Re: cj#728.2> I.A.Globalization as a world system

Wed, 12 Nov 1997 17:42:44 -0800 (PST)
Dennis R Redmond (dredmond@gladstone.uoregon.edu)

On Wed, 12 Nov 1997, Richard K. Moore wrote:

> The first program in this array was the division of the world into three
> distinct partitions: the socialist (demarcated by the "Iron Curtain"), the
> core (Western Europe, USA, Canada, Australia, New Zealand, Japan [?]) and
> the periphery (ie, the Third World). [wsn readers: exactly how should I
> attribute the core-periphery terminology? And need I apologize for my
> usage/ interpretation?]

The core-periphery thing probably stems from Immanuel Wallerstein, though
don't quote me on this -- he may have borrowed it from someone else.
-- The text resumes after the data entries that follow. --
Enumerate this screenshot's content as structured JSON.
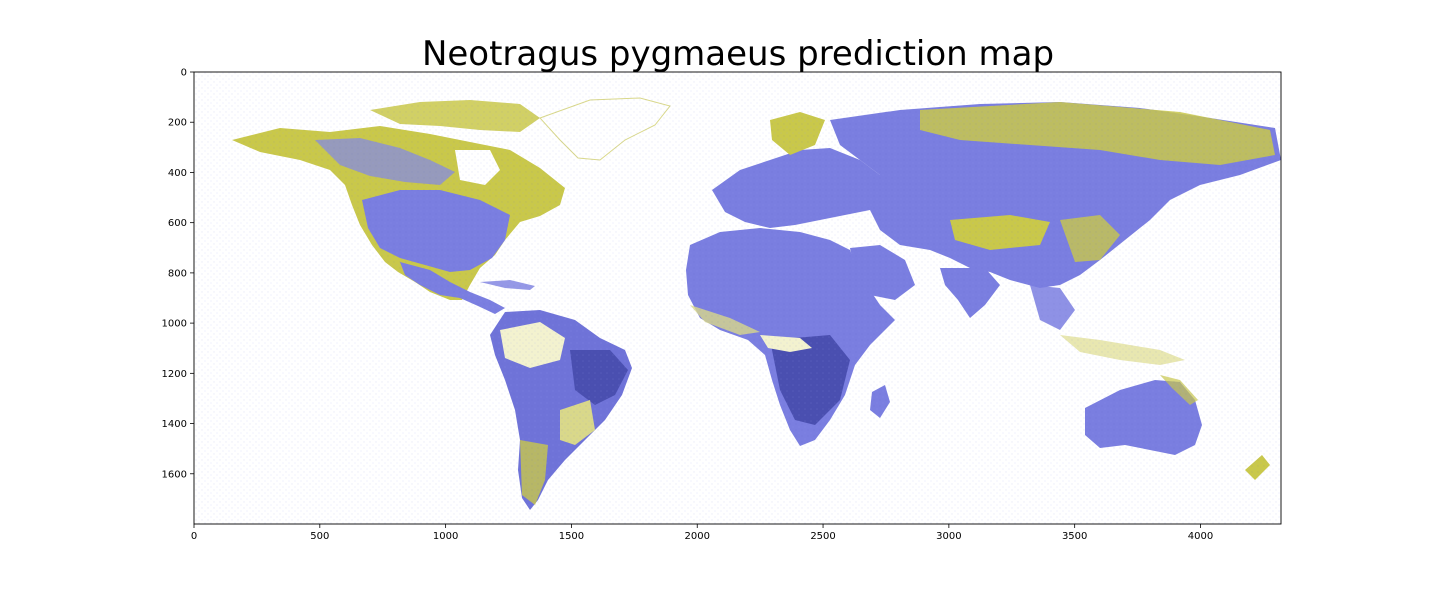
{
  "title": "Neotragus pygmaeus prediction map",
  "colors": {
    "land_low": "#c9c84a",
    "land_high": "#7a7ee0",
    "land_very_high": "#3a3f9a",
    "pale": "#f3f2cf",
    "frame": "#000000"
  },
  "axes": {
    "x_range": [
      0,
      4320
    ],
    "y_range": [
      0,
      1800
    ],
    "y_inverted": true,
    "x_ticks": [
      "0",
      "500",
      "1000",
      "1500",
      "2000",
      "2500",
      "3000",
      "3500",
      "4000"
    ],
    "y_ticks": [
      "0",
      "200",
      "400",
      "600",
      "800",
      "1000",
      "1200",
      "1400",
      "1600"
    ]
  }
}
I'm
not sure, however, that the typology quite holds up for the case of East
Asia and Central Europe; these zones of the world economy were 10-20% as
wealthy per capita as America in 1950, and were a motley collection of
burnt-out war-ravaged economies. I think Wallerstein talks somewhere about
the "semi-periphery", which can either rise a la Japan and South Korea in
the global food chain, or deteriorate a la Britain and Argentina. You
could also argue that whereas multinational corporations and global
financial markets are clearly the hegemonic social forces in the
Anglo-Saxon countries, things are trickier in the EU and East Asia, where
global integration seems to be taking a far more nuanced, complicated
path. Why have an EU at all if corporations already rule the world? Well,
the answer is, the EU isn't just about corporate power, it's also about
extending democracy and the reach of the welfare state onto a dangerously
(from capital's point of view) or emancipatory (if you're a Leftie)
transnational level.

My own suspicion is that, barring major political changes, the US may well
lose its "core" status in the medium-term future, due to the rise of the
euro, more efficient East Asian coordination, and the generalized
neoliberal decadence of what used to be the American Empire, and become
a very large but declining semi-periphery. But maybe that's too
pessimistic; maybe Microsoft and Silicon Valley will somehow pay for our
trade deficits and invest in our schools after all. Ya gotta dream!